Une illustration de Nadine qui est une source d'inspiration pour relater le conflit de génération entre les parents de la diaspora comorienne de France et les enfants nés en France.
J'ai souvent pensé qu'un réel quiproquo existe entre les enfants comoriens nés ou grandis en France et leurs parents. Mais Nadine a su le mettre en image.Au fond ce n'est pas si dramatique que cela en a l'air. Cela illustre juste les references culturelles des deux generations. La jeunesse ayant grandi dans une culture de consommation de masse empreintée d'un americanisme primaire, d'un autre côté les parents marqués par la culture du systeme D où l'on fait valoir le savoir-faire manuel. Au pays où tout est facile les jeunes ont une culture du résultat facile tandis que les parents sont plus attachés par les moyens mis en oeuvre pour atteindre le résultat.
Quelque part c'est un peu caricatural mais souvent ce clivage résultat/moyen est omniprésent dans les foyers comoriens de la, diaspora comorienne en France. Nous avons un discours parental très connoté methode, moyen d'y parvenir, process. Prèsque un processus artisanal et industriel qu'il convient d'intégrer afin de réussir.
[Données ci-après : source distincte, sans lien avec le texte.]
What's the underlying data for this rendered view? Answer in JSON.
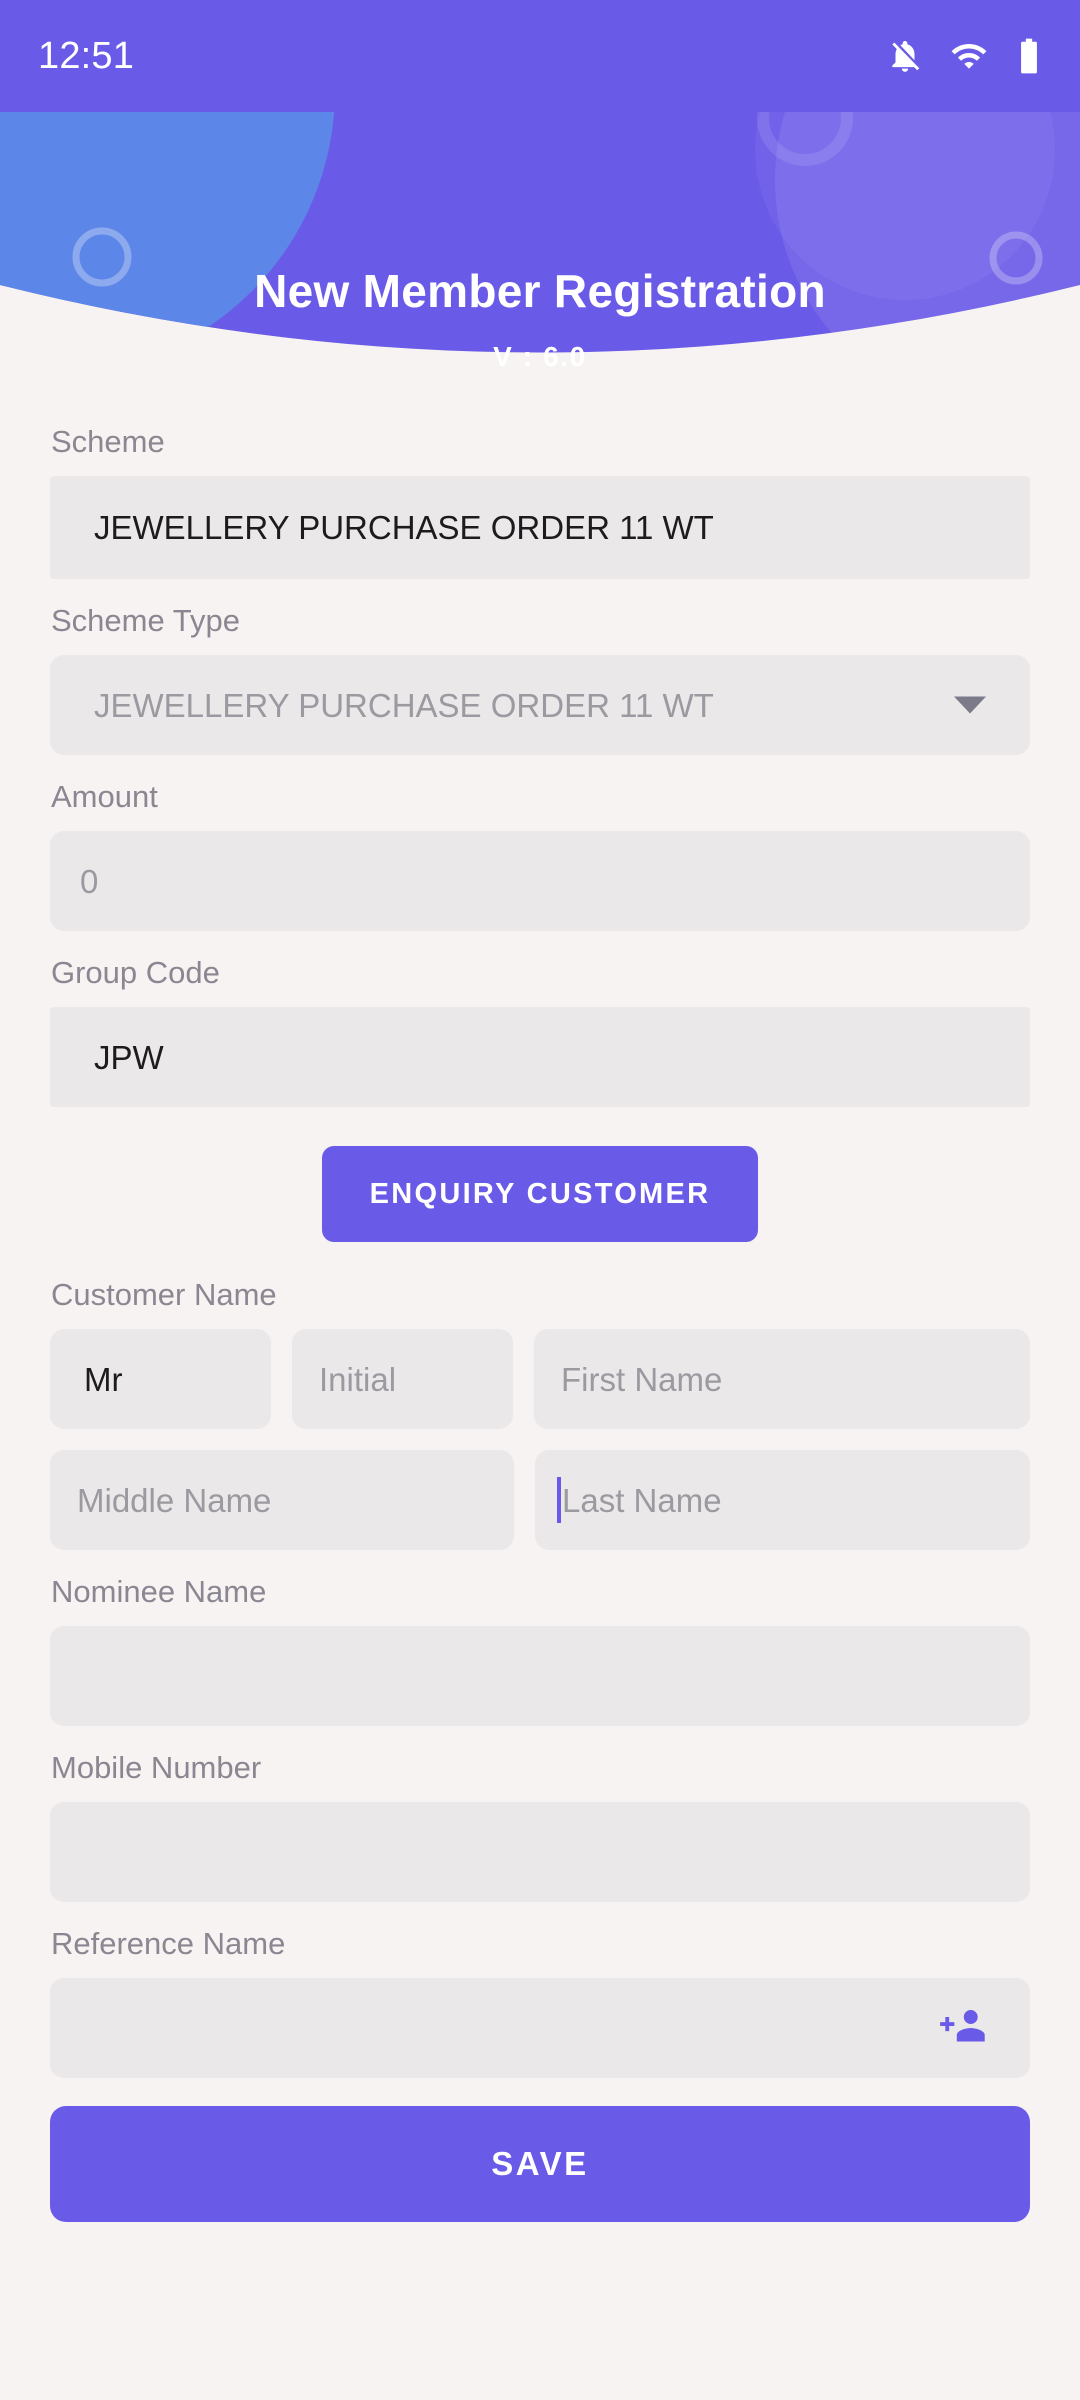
{
  "theme": {
    "accent": "#6a5ae8",
    "header_light_circle": "#5b8ae6",
    "page_bg": "#f7f3f2",
    "field_bg": "#ebe8e9",
    "label_color": "#8b8792",
    "value_color": "#1c1c1e",
    "placeholder_color": "#9c9aa1"
  },
  "statusbar": {
    "time": "12:51",
    "icons": [
      "notifications-off-icon",
      "wifi-icon",
      "battery-icon"
    ]
  },
  "header": {
    "title": "New Member Registration",
    "version": "V : 6.0"
  },
  "form": {
    "scheme": {
      "label": "Scheme",
      "value": "JEWELLERY PURCHASE ORDER 11 WT",
      "filled": true
    },
    "scheme_type": {
      "label": "Scheme Type",
      "value": "JEWELLERY PURCHASE ORDER 11 WT",
      "filled": false,
      "icon": "chevron-down-icon"
    },
    "amount": {
      "label": "Amount",
      "value": "0",
      "filled": false
    },
    "group_code": {
      "label": "Group Code",
      "value": "JPW",
      "filled": true
    },
    "enquiry_button": {
      "label": "ENQUIRY CUSTOMER"
    },
    "customer_name": {
      "label": "Customer Name",
      "title_value": "Mr",
      "initial_placeholder": "Initial",
      "first_placeholder": "First Name",
      "middle_placeholder": "Middle Name",
      "last_placeholder": "Last Name"
    },
    "nominee_name": {
      "label": "Nominee Name",
      "value": ""
    },
    "mobile_number": {
      "label": "Mobile Number",
      "value": ""
    },
    "reference_name": {
      "label": "Reference Name",
      "value": "",
      "icon": "add-person-icon"
    },
    "save_button": {
      "label": "SAVE"
    }
  }
}
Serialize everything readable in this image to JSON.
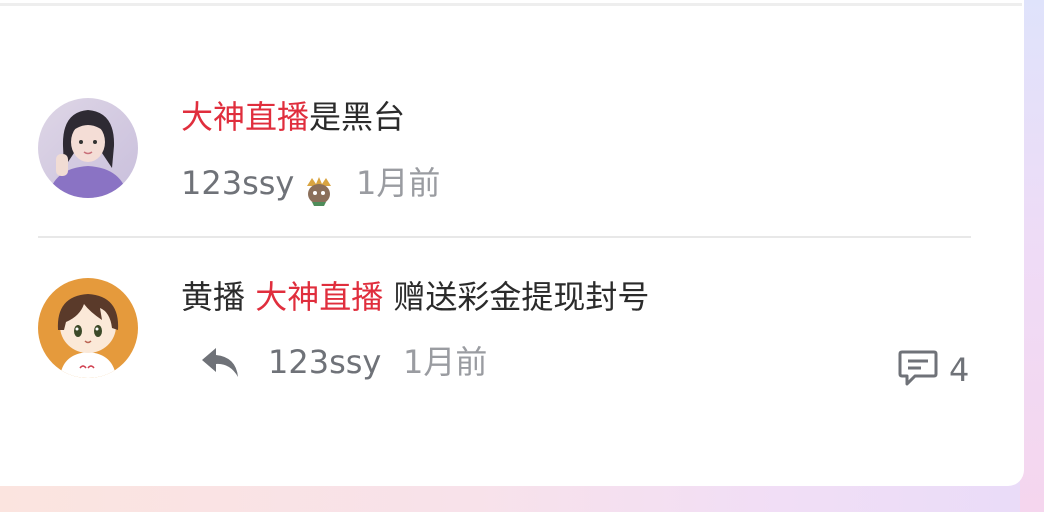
{
  "comments": [
    {
      "keyword": "大神直播",
      "rest": "是黑台",
      "username": "123ssy",
      "time": "1月前"
    },
    {
      "prefix": "黄播 ",
      "keyword": "大神直播",
      "rest": " 赠送彩金提现封号",
      "username": "123ssy",
      "time": "1月前",
      "reply_count": "4"
    }
  ],
  "colors": {
    "keyword_highlight": "#e02e3d",
    "text": "#2b2b2b",
    "meta": "#6f7278"
  },
  "icons": [
    "badge-icon",
    "reply-arrow-icon",
    "comment-bubble-icon"
  ]
}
D'autre part les enfants nés et grandi dans le pays où la vie est moins cher ne comprennent toujours pas cette obsession parentale à imposer des process et une rigidité à des choses simples de la vie. Cette génération ayant grandi avec les spots publicitaires de Jacques Seguela avec l'idée que le poisson même à l'etat naturel est carré et marron comme celui qu'on retrouve dans les rayons surgelés. Nous sommes face à 2 modèles l'un industriel et methodologique qui fait l'eloge de l'obligation des moyens et de l'autre côté un modèle de la facilité et du prêt à consommer qui continue à véhiculer l'idée que le jus d'orange n'a rien avoir avec le fruit mais c'est la magie des hypermarchés.
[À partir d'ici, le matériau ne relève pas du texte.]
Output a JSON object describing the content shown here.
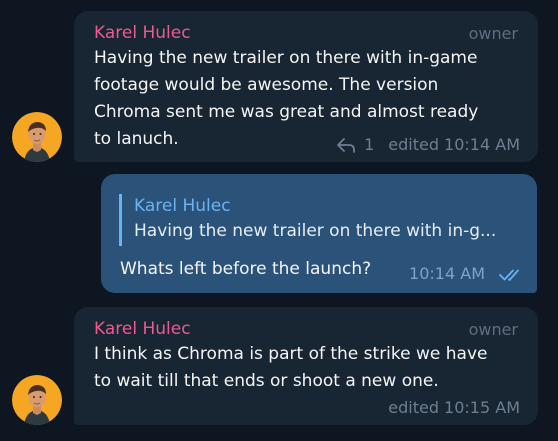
{
  "chat": {
    "messages": [
      {
        "sender": "Karel Hulec",
        "role": "owner",
        "lines": [
          "Having the new trailer on there with in-game",
          "footage would be awesome. The version",
          "Chroma sent me was great and almost ready",
          "to lanuch."
        ],
        "reply_count": "1",
        "time": "edited 10:14 AM"
      },
      {
        "reply_to": {
          "sender": "Karel Hulec",
          "preview": "Having the new trailer on there with in-g..."
        },
        "text": "Whats left before the launch?",
        "time": "10:14 AM"
      },
      {
        "sender": "Karel Hulec",
        "role": "owner",
        "lines": [
          "I think as Chroma is part of the strike we have",
          "to wait till that ends or shoot a new one."
        ],
        "time": "edited 10:15 AM"
      }
    ]
  },
  "colors": {
    "background": "#0e1621",
    "incoming_bubble": "#182533",
    "outgoing_bubble": "#2b5278",
    "sender_name": "#ee5a8f",
    "quote_accent": "#6ab3f3",
    "avatar_bg": "#f5a623"
  },
  "icons": {
    "avatar": "user-avatar-icon",
    "reply": "reply-arrow-icon",
    "read": "double-check-icon"
  }
}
J'espere que la caricature vous a plu mais je vais devoir vous dire qu'il n'y a pas de fatalité et que le quiproquo n' a pas de beaux jours devant lui. Pourquoi? Il ne suffit pas de posséder une machine outil pour savoir s'en servir, comme il ne suffit pas de savoir ce qu'on veut pour 'lavoir. Essayons de fournir le mode d'emploi, cela pourrait peut-être résoudre le problème mais faut-il que la méthode garantisse le résultat escompté?
Le salut viendra peut-être quand on cessera de rechercher la facilité à traverd une finalité figée et quand la méthode sera un état d'esprit qui aidera à trouver un moyen d'y parvenir sans y rajouter une rigidité aigue aux moyens de parvenir aux résultats.